CNO RPN/CNO RPN Practice Test Answered
Case Information: Mrs. Jackson, 58 years old, has been admitted to a 4 bed room on a medical unit with a
... [Show More] diagnosis of pneumonia.
1. The physician’s orders for Mrs. Jackson include sputum specimen for culture and sensitivity and acid-fast bacilli(AFB). What is the correct method for the client to collect the sputum specimen?
A) Rinse mouth with mouthwash and collect specimen after breakfast.
B) Collect specimen in a sterile container at bedtime after deep breathing and coughing.
C) Collect specimen at breakfast after rinsing mouth with water.
D) Rinse mouth with water and collect at bedtime.
2. Mrs. Jackson’s sputum specimen has come back positive for ABF, and a diagnosis of tuberculosis has been made. Which nursing intervention is best?
A) Move Mrs. Jackson to a private room using reverse isolation.
B) Use enteric isolation precautions when providing care for Mrs. Jackson.
C) Use disposable dishes and equipment in Mrs. Jackson’s room.
D) Move Mrs. Jackson to a private room with negative air flow.
3. Mrs. Jackson has to go to the Radiology department for a chest X-ray. What should the practical nurse do?
A) Have Mrs. Jackson wear a mask while out of her room.
B) Suggest that a portable X-ray be brought to Mrs. Jackson’s room.
C) Alert the Radiology Department and advise all staff to wear a mask.
D) Wear a mask and gloves while transporting her.
4. What action represents appropriate risk management interventions for tuberculosis?
A) Teaching Mrs. Jackson about the medications she is taking for TB.
B) Monitoring the clients exposed to TB for signs and symptoms of the disease.
C) Offering to request a laboratory test for TB for the clients exposed.
D) Placing clients exposed to TB on droplet precautions until laboratory results return.
5. What therapeutic regimen for tuberculosis would be ordered for Mrs. Jackson?
A) A chest X-ray, a cough suppressant and an antibiotic.
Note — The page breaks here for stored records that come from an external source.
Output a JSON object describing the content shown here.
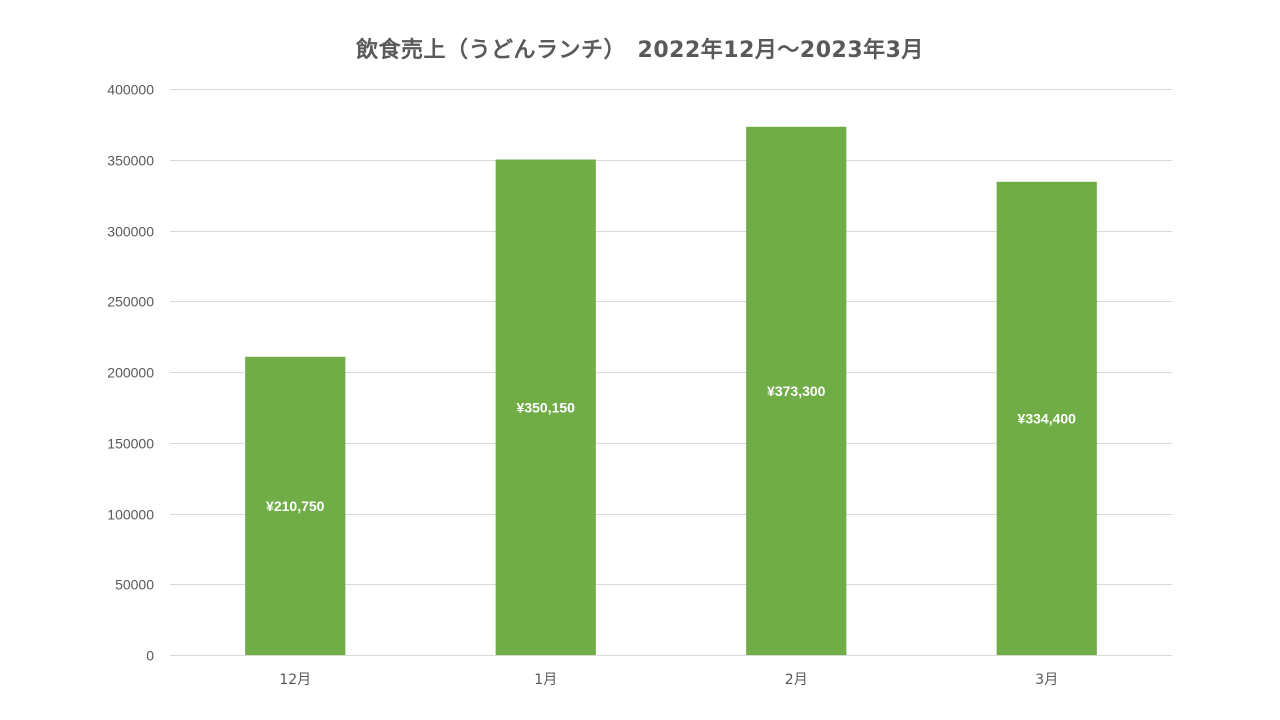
{
  "chart_data": {
    "type": "bar",
    "title": "飲食売上（うどんランチ）　2022年12月～2023年3月",
    "categories": [
      "12月",
      "1月",
      "2月",
      "3月"
    ],
    "values": [
      210750,
      350150,
      373300,
      334400
    ],
    "data_labels": [
      "¥210,750",
      "¥350,150",
      "¥373,300",
      "¥334,400"
    ],
    "ylim": [
      0,
      400000
    ],
    "yticks": [
      0,
      50000,
      100000,
      150000,
      200000,
      250000,
      300000,
      350000,
      400000
    ],
    "ytick_labels": [
      "0",
      "50000",
      "100000",
      "150000",
      "200000",
      "250000",
      "300000",
      "350000",
      "400000"
    ],
    "xlabel": "",
    "ylabel": "",
    "grid": true,
    "legend": "none",
    "bar_color": "#70ad47",
    "gridline_color": "#d9d9d9",
    "text_color": "#595959",
    "label_color": "#ffffff"
  }
}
B) Follow-up sputum specimens, physiotherapy and a series of chest x-rays.
C) a series of chest X-rays, several antibiotics and follow-up sputum specimens.
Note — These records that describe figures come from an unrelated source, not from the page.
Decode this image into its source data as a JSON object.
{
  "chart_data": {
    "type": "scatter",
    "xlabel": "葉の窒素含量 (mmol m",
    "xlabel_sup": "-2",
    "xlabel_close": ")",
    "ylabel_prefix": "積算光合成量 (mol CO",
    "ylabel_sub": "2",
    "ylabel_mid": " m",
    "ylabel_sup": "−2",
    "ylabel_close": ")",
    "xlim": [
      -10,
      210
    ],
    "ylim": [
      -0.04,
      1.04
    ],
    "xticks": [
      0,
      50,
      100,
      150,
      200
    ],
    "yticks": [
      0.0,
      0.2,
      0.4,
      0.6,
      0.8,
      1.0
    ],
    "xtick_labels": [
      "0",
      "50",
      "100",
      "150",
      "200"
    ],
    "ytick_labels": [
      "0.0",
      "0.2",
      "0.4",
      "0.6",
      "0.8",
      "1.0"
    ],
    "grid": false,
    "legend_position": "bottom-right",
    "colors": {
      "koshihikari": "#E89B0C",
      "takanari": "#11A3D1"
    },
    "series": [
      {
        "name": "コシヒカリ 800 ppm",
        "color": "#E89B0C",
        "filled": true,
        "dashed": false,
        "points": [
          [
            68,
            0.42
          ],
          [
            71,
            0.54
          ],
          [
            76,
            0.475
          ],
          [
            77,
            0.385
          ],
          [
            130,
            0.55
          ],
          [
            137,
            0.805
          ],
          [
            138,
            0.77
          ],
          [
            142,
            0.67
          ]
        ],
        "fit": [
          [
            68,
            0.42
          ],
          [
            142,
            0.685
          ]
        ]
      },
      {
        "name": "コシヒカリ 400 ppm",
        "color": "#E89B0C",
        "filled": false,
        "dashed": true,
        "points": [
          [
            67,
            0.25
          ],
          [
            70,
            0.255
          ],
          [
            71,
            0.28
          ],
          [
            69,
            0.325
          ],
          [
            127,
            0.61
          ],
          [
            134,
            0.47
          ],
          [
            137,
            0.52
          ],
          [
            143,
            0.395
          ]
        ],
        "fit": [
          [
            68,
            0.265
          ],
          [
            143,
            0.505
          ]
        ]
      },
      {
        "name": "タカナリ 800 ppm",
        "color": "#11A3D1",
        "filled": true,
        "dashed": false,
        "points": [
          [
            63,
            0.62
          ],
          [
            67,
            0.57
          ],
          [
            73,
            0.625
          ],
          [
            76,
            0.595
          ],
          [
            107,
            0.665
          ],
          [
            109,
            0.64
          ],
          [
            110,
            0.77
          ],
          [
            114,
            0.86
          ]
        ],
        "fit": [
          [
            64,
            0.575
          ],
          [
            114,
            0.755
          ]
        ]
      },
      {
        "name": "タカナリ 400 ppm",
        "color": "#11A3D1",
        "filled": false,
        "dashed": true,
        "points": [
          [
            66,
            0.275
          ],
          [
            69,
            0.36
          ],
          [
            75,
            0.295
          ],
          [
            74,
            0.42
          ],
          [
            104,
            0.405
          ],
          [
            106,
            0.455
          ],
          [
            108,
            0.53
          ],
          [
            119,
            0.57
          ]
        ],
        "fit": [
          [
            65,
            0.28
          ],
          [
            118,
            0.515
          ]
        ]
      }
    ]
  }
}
D) Follow-up sputum specimens, chest physiotherapy and bronchodilator medications.
Case Information: Ms. Saunders, 23 years old, has been admitted with a diagnosis of anorexia nervosa. She has participated in the development of her care plan.
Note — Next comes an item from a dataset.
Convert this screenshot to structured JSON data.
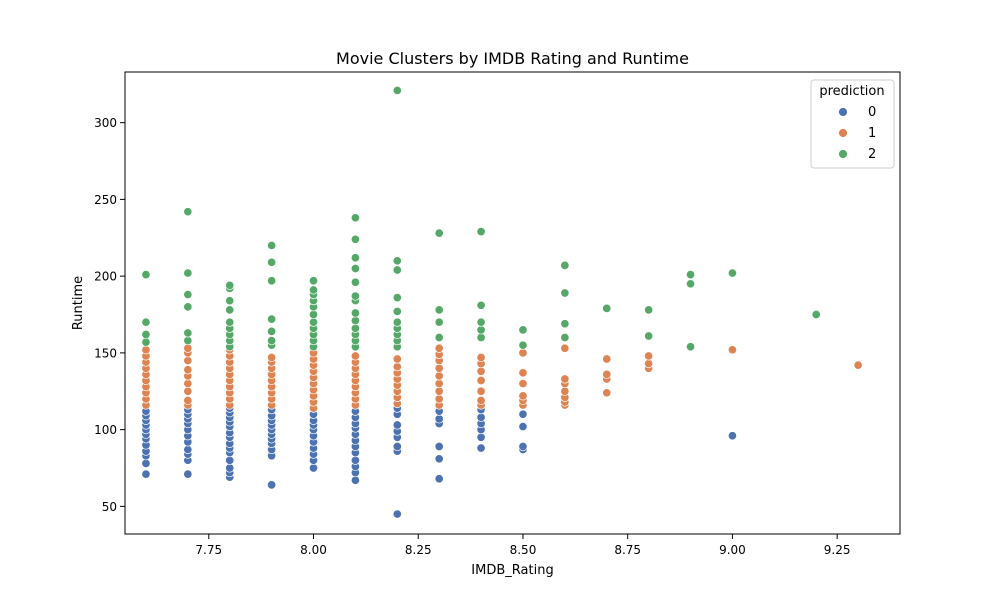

6. Ms. Saunders states, “Everyone is overreacting to my condition and I would do much better with treatment at home.” What does this statement by Ms. Saunders reflect?
A) Acceptance of her condition.
B) Fear of her condition.
C) Denial of her condition.
D) Understanding of her condition.
7. Which of the following examples from Ms. Saunders’ chart uses appropriate documentation principles?
A) Some symptoms of anorexia present.
B) Encouraged client to discuss feelings.
C) Stated goal is 4KG weight gain.
D) Discussed weight loss with client.
8. What aspect of Ms. Saunders’ care should take priority for the practical nurse?
A) Building a trusting relationship with her.
B) Reviewing the care plan with her.
C) Discussing her nutrition with the dietitian.
D) Assisting her to identify coping skills.
9. Ms. Saunders has lost 1 KG in the past week. What response by the practical nurse would best help Ms. Saunders meet her nutritional needs?
A) “Eating may speed up your discharge.”
B) “Let’s review your goals from your care plan.”
C) “Would you like to see the dietician?”
D) “Shall we take it one day at a time?”
10. The practical nurse notices Ms. Saunders hiding food under her dinner tray and comments on it. Ms. Saunders says, “Quit telling me to eat!” Which response by the practical nurse is most appropriate?
A) “Ms. Saunders, you need to review your nutritional goals.”
B) “You should eat all the food on your tray.”
C) “You have an eating disorder and we want to help you with it.”